In the coming year, the focus of CBDCs will broaden from solving for domestic solutions to addressing cross-border interoperability. Like with China, some Central Banks will focus on retail CBDCs tied to ecommerce platforms, while others will experiment with replacing cash as in Sweden or the Bahamas. These new projects will require collaboration between Central Bank networks and private blockchains, and may be able to utilize neutral bridge currencies that can provide liquidity and instant settlement for cross-border payments.

Beyond Proof-of-Work

The launch of Ethereum’s Beacon Chain was an important turning point in 2020 for Ripple CTO David Schwartz. He sees it as a clear move away from proof-of-work (PoW) and towards more scalable, sustainable systems in 2021.

“The fact of the matter is that PoW systems consume a lot of resources and energy,” said Schwartz. “They also feature an inevitable bend towards centralization over time as the miners with the cheapest power become key stakeholders. 2021 will see technical innovations continue to improve blockchains like XRPL that use newer technologies.”

To mitigate this consolidation of power and to improve energy usage, he expects more blockchains to mirror Ethereum’s migration and pursue the building of carbon neutral blockchains like XRPL.

For those that attain carbon neutral status, the positive environmental impact is enormous. This comparison of energy consumption by XRP transactions relative to bitcoin, credit cards, and even cash highlights the potential for the industry.

As part of this growing emphasis on sustainability, Ripple also set an important 2020 benchmark when it became the first blockchain company to commit to being carbon neutral. Ripple unveiled a number of initiatives that will help it achieve this milestone by 2030.

Focusing on Impact

RippleX General Manager Monica Long anticipates this commitment to impact to play out in other ways over the coming year.
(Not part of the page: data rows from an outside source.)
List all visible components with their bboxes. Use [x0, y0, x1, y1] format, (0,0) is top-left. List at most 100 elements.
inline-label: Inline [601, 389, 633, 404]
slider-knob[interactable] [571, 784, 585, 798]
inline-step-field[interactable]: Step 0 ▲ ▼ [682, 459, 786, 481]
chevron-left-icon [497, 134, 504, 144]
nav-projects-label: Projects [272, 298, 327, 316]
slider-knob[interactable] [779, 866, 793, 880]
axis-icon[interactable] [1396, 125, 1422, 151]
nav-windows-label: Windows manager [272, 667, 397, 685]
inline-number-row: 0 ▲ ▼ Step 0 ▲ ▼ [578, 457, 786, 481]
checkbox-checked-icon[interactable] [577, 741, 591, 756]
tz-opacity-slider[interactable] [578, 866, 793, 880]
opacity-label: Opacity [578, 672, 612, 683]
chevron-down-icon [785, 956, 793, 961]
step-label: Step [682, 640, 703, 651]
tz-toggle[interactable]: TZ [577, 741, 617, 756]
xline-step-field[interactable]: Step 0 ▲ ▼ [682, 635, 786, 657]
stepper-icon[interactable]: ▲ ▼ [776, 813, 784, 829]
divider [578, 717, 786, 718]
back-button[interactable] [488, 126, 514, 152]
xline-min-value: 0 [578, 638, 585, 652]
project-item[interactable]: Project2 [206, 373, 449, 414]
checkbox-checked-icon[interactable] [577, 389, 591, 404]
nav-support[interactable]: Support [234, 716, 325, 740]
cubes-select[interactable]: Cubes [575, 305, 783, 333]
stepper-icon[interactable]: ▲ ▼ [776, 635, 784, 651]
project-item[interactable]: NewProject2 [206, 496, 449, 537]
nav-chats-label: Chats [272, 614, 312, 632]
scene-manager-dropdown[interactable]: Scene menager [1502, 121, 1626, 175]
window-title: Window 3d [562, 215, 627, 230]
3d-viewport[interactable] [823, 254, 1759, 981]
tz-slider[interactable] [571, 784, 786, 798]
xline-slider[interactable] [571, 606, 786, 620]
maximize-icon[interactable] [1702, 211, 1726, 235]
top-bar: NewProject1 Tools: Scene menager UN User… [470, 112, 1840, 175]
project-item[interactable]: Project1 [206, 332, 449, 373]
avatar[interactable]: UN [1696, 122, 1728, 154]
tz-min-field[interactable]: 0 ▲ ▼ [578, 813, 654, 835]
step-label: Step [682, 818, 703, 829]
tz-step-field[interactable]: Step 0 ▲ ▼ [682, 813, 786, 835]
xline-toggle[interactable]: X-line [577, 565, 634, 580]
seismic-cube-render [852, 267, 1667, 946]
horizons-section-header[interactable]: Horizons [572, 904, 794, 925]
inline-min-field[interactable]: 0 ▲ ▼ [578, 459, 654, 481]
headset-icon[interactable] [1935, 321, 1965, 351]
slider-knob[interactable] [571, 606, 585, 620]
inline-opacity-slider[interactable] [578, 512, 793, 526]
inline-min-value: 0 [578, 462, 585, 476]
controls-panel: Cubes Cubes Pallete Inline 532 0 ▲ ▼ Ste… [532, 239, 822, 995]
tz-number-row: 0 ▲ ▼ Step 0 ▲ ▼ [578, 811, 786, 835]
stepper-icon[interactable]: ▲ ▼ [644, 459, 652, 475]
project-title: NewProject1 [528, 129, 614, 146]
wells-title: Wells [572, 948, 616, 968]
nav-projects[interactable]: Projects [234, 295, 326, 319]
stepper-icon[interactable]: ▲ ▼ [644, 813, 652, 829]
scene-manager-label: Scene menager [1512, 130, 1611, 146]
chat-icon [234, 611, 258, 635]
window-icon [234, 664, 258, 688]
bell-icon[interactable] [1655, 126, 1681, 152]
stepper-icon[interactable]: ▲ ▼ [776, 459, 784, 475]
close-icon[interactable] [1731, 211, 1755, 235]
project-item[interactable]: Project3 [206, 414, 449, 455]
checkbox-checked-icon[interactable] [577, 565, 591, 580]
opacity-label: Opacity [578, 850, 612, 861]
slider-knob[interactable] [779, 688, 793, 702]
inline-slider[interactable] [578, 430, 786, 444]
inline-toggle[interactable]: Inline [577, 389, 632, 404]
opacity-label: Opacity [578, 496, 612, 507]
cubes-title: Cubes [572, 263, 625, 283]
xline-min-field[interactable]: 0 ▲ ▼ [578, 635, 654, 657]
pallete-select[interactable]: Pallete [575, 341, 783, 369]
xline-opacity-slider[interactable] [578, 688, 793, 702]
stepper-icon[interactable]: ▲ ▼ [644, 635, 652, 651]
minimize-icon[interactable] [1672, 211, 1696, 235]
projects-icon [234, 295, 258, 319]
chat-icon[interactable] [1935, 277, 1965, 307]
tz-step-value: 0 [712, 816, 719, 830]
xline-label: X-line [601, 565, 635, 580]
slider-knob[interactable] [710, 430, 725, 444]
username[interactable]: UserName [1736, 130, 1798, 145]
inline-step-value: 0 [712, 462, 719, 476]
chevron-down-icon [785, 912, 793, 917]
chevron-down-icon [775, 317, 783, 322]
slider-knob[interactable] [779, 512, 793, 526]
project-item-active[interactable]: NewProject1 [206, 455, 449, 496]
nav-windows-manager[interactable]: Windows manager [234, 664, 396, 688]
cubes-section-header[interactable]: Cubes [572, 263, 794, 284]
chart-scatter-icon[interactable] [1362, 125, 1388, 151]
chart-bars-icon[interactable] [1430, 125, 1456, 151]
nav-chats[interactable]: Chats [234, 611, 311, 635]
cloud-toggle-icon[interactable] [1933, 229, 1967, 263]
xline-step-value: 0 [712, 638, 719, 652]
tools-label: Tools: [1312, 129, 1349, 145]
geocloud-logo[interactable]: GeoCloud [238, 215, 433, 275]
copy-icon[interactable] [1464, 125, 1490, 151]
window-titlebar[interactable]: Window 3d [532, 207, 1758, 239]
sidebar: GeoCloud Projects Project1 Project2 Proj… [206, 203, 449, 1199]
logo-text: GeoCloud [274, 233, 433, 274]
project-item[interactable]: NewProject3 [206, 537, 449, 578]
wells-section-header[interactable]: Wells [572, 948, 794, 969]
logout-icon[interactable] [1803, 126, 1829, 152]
“In 2021 we’ll see crypto make good on its original promise to remake finance as more accessible and equitable for the world’s underserved,” offered Long.

To help achieve that vision, crypto will first help level the competitive playing field, opening the door to fintechs that emphasize consumer empowerment. Companies that offer easy to use and understand services; are safe, secure, and private; boast interoperability globally; and help people build wealth and achieve socioeconomic mobility will be the eventual winners.

Long expects to see the greatest change come at the expense of established financial providers and in developing nations across the Middle East, North Africa, and Sub-Saharan Africa that have already embraced a digital path. For countries that have leapfrogged traditional banking and credit card networks in favor of mobile services, crypto is a logical next step.

Ultimately, the year ahead will be one of growth across the board for blockchain and digital assets. While the pandemic slowed progress globally, it also shone a bright light on the functional utility and opportunity for digital currencies. This will translate into continued innovation for the sector in 2021.